La fuerte sequía que sufren amplias zonas de España pone sobre el tapete el contrasentido de un país donde sobra el agua, como el nuestro, obligado a someter a la población a duras restricciones del consumo por la negativa de sus gobiernos a ejecutar un Plan Hidrológico Nacional.
La prolongada falta de lluvias en la franja oriental es un fenómeno recurrente que en los casos de las cuencas del sur tiene un carácter estructural, lo que provoca fuertes desequilibrios en las reservas hídricas anuales respecto al norte y oeste de la península, donde las lluvias son siempre abundantes. Pero esa es solo una circunstancia más de nuestra orografía que puede equilibrarse llevando agua desde donde sobra hasta donde resulta necesaria, una solución elemental que, sin embargo, un presidente socialista se encargó de esterilizar dando al traste con una infraestructura que hubiera resuelto definitivamente todos los problemas de falta de agua, también en Cataluña.
La cancelación del Plan Hidrológico Nacional elaborado por el Gobierno de Aznar en 2001 fue la primera decisión del presidente socialista José Luis Rodríguez Zapatero nada más llegar a La Moncloa, una derogación fulminante presentada por la izquierda y el separatismo como un triunfo político que sus protagonistas celebraron por todo lo alto. Unos y otros se encargaron de vender que el trasvase del Ebro, piedra angular del referido plan, esquilmaba un recurso natural de primera necesidad como el agua para llevarlo a otras regiones donde se despilfarraba. Con un odio al resto de España que ahora se ha revelado suicida, socialistas e independentistas ocultaron que una de las regiones más beneficiadas por esta infraestructura iba a ser Cataluña, receptora neta de 200 Hm3 anuales de agua trasvasada con los que hubiera paliado, sobradamente, la situación de sequía actual.
A cambio de cancelar un proyecto de inversión financiado al 80 por ciento por la UE, Zapatero se sacó de la manga las desalinizadoras, una solución reservada para las islas y zonas similares a donde no es posible llevar agua dulce, que los socialistas presentaron como la solución definitiva y ecológica a los males endémicos de España en materia hídrica.
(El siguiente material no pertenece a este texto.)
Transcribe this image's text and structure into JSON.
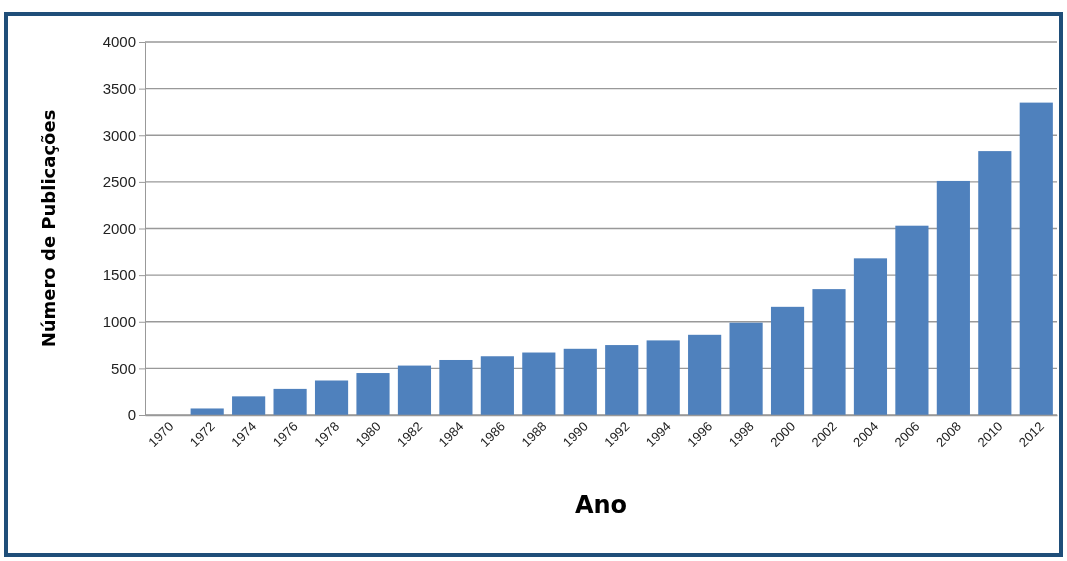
{
  "chart_data": {
    "type": "bar",
    "xlabel": "Ano",
    "ylabel": "Número de Publicações",
    "categories": [
      "1970",
      "1972",
      "1974",
      "1976",
      "1978",
      "1980",
      "1982",
      "1984",
      "1986",
      "1988",
      "1990",
      "1992",
      "1994",
      "1996",
      "1998",
      "2000",
      "2002",
      "2004",
      "2006",
      "2008",
      "2010",
      "2012"
    ],
    "values": [
      0,
      70,
      200,
      280,
      370,
      450,
      530,
      590,
      630,
      670,
      710,
      750,
      800,
      860,
      990,
      1160,
      1350,
      1680,
      2030,
      2510,
      2830,
      3350
    ],
    "color": "#4f81bd",
    "ylim": [
      0,
      4000
    ],
    "yticks": [
      0,
      500,
      1000,
      1500,
      2000,
      2500,
      3000,
      3500,
      4000
    ],
    "grid": "y"
  }
}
Veinte años después, las famosas desaladoras de Zapatero no se han construido, las que se han construido apenas funcionan, las que funcionan contaminan de manera brutal y todo el proyecto AGUA ha servido fundamentalmente para el surgimiento de una trama de corrupción, el caso Acuamed, investigado en la Audiencia Nacional por los amaños en la licitación de estas obras.
Aznar ha señalado acertadamente que las miradas de los catalanes ante estas restricciones en el consumo de agua deben dirigirse a Zapatero. El presidente del PP, sin embargo, evita señalar que su partido gobernó España siete años después durante dos legislaturas consecutivas, la primera con mayoría absoluta y, sin embargo, el Gobierno de Rajoy dejó el PHN en el cajón de los proyectos finiquitados. En su descargo puede aducirse que la pavorosa recesión heredada de ZP hubiera hecho muy difícil la ejecución de una obra de esa envergadura, para la que ya no había financiación continental.
Josep Borrell, socialista y catalán, además de alto dirigente de la UE, debería también participar en este debate, no en vano su PHN, diseñado a comienzo de los 90 del siglo pasado, era aún más ambicioso que el de Aznar. En aquella ocasión tampoco salió adelante por las presiones de los partidos nacionalistas cuando el felipismo tocaba a su fin y ya apenas tenía peso político.
Unos y otros hicieron imposible la infraestructura más rentable de la historia de España si se hubiera construido. La izquierda y el separatismo, al menos, son consecuentes: ambos se asociaron para impedir el Plan Hidrológico Nacional porque, además de sus incuestionables beneficios económicos, es una de esas empresas históricas que vertebran a la Nación y fortalecen sus vínculos internos, justamente los dos principios que les causan mayor rechazo.